BVA-Kongress Kontaktlinsen und trockenes Auge - Wenn die Augen brennen.

Wiesbaden, 9. Mai 2009 – Die Augen brennen, es fühlt sich an, als reibe feiner Sand auf der Augenoberfläche, und die Augen sind rot: Das Trockene Auge kann die Lebensqualität der Betroffenen stark beeinträchtigen und zusätzlich das Sehvermögen einschränken.

Der Kongress „Kontaktlinsen und Trockenes Auge“ befasst sich am 9. und 10. Mai in Wiesbaden mit den neuesten Erkenntnissen über diese Augenerkrankung. Auf Einladung des Berufsverbands der Augenärzte werden namhafte Experten über die vielfältigen Ursachen des Trockenen Auges, moderne Möglichkeiten der Diagnostik und aktuelle Ansätze zur Behandlung diskutieren.
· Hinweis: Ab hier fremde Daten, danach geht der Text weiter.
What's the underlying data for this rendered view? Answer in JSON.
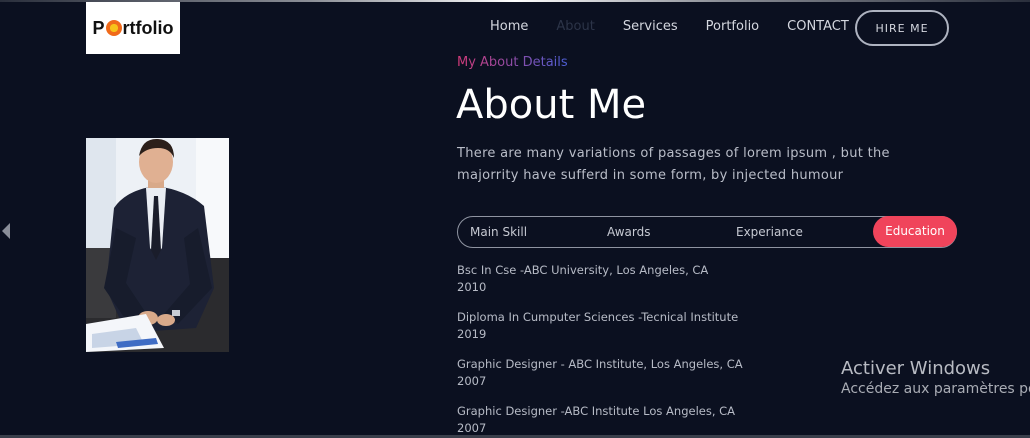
{
  "logo": {
    "prefix": "P",
    "suffix": "rtfolio"
  },
  "nav": {
    "items": [
      {
        "label": "Home",
        "active": false
      },
      {
        "label": "About",
        "active": true
      },
      {
        "label": "Services",
        "active": false
      },
      {
        "label": "Portfolio",
        "active": false
      },
      {
        "label": "CONTACT",
        "active": false
      }
    ],
    "hire_label": "HIRE ME"
  },
  "about": {
    "kicker": "My About Details",
    "title": "About Me",
    "description": "There are many variations of passages of lorem ipsum , but the majorrity have sufferd in some form, by injected humour"
  },
  "tabs": [
    {
      "label": "Main Skill",
      "active": false
    },
    {
      "label": "Awards",
      "active": false
    },
    {
      "label": "Experiance",
      "active": false
    },
    {
      "label": "Education",
      "active": true
    }
  ],
  "education": [
    {
      "title": "Bsc In Cse -ABC University, Los Angeles, CA",
      "year": "2010"
    },
    {
      "title": "Diploma In Cumputer Sciences -Tecnical Institute",
      "year": "2019"
    },
    {
      "title": "Graphic Designer - ABC Institute, Los Angeles, CA",
      "year": "2007"
    },
    {
      "title": "Graphic Designer -ABC Institute Los Angeles, CA",
      "year": "2007"
    }
  ],
  "windows_notice": {
    "title": "Activer Windows",
    "subtitle": "Accédez aux paramètres pou"
  },
  "colors": {
    "accent": "#f0445b",
    "background": "#0b1020"
  }
}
Schätzungsweise acht bis zehn Millionen Menschen in Deutschland sind von dieser Krankheit betroffen, einer der häufigsten Krankheiten, die Augenärzte zu behandeln haben. 60 Prozent der Patienten fühlen sich im Alltagsleben und in der Freizeit beeinträchtigt, erläutert Prof. Dr. med. Horst Brewitt, der gemeinsam mit Dr. med. Gerald Böhme die wissenschaftliche Leitung des Kongresses übernommen hat. 38 Prozent der Betroffenen sehen ihre Arbeitseffizienz gemindert.
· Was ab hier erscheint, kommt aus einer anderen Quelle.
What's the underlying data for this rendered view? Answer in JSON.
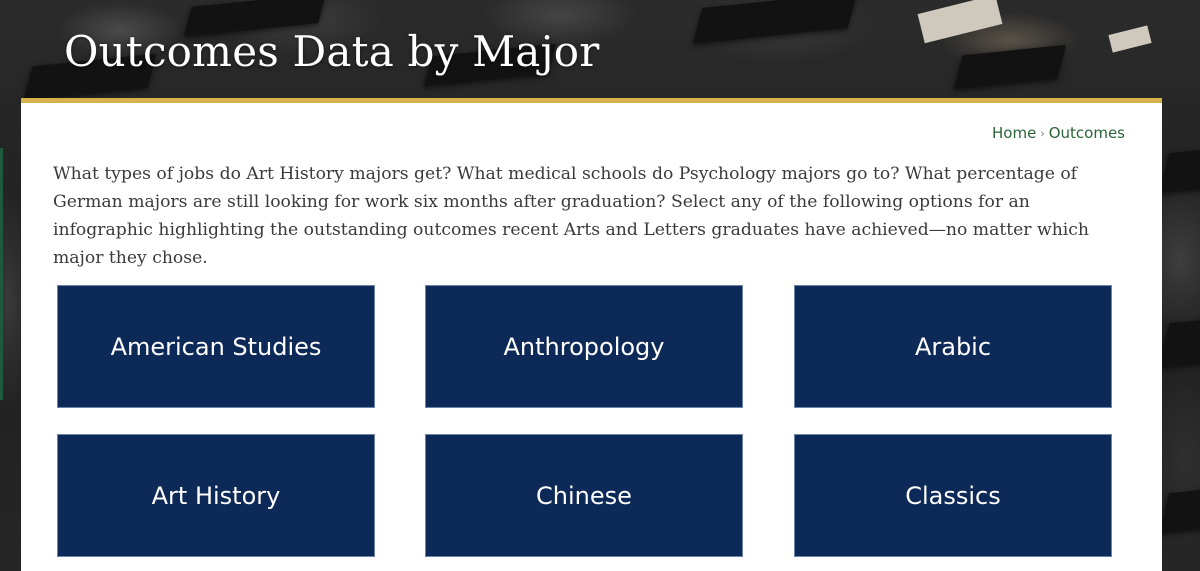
{
  "page": {
    "title": "Outcomes Data by Major"
  },
  "breadcrumb": {
    "home": "Home",
    "separator": "›",
    "current": "Outcomes"
  },
  "intro": {
    "text": "What types of jobs do Art History majors get? What medical schools do Psychology majors go to? What percentage of German majors are still looking for work six months after graduation? Select any of the following options for an infographic highlighting the outstanding outcomes recent Arts and Letters graduates have achieved—no matter which major they chose."
  },
  "majors": [
    {
      "label": "American Studies"
    },
    {
      "label": "Anthropology"
    },
    {
      "label": "Arabic"
    },
    {
      "label": "Art History"
    },
    {
      "label": "Chinese"
    },
    {
      "label": "Classics"
    }
  ],
  "colors": {
    "button_bg": "#0c2957",
    "accent_gold": "#d6b24a",
    "breadcrumb_green": "#2b6338"
  }
}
Hinter den – oberflächlich betrachtet – immer gleichen Symptomen stehen vielschichtige Krankheitsprozesse, die mehr und mehr erforscht werden. Zwei Hauptformen des Trockenen Auges lassen sich heute unterscheiden: Entweder werden zu wenige Tränen gebildet, um einen intakten Tränenfilm zu garantieren. Oder die Tränenflüssigkeit verdunstet zu schnell, weil der ölige Anteil im Tränenfilm mangelhaft ist. In beiden Fällen wird die Augenoberfläche geschädigt, für die der Tränenfilm Schutz und Nährstoffquelle zugleich ist. Entzündliche Prozesse an der Augenoberfläche und ein Anstieg der Osmolarität der Tränenflüssigkeit (das ist der auf das Volumen bezogene Anteil gelöster Teilchen wie z.B. Salze oder Glukose) werden heute mit dem Trockenen Auge in Verbindung gebracht.

Zu den Ursachen des Trockenen Auges gehören verschiedene Allgemeinerkrankungen wie Rheuma, Gicht, Schilddrüsenerkrankungen und Diabetes mellitus. Aber auch Kontaktlinsen beeinflussen den empfindlichen Tränenfilm. Sie sollten deshalb nur nach augenärztlicher Voruntersuchung individuell angepasst und regelmäßig kontrolliert werden.

In der augenärztlichen Praxis gehören die Untersuchung an der Spaltlampe sowie die Messung der Tränenfilmmenge und der Tränenfilmqualität zur Standarddiagnostik. Moderne Geräte bieten ergänzende diagnostische Möglichkeiten, so lässt sich heute beispielsweise mit Hilfe eines kleinen Chips die Osmolarität des Tränenfilms messen.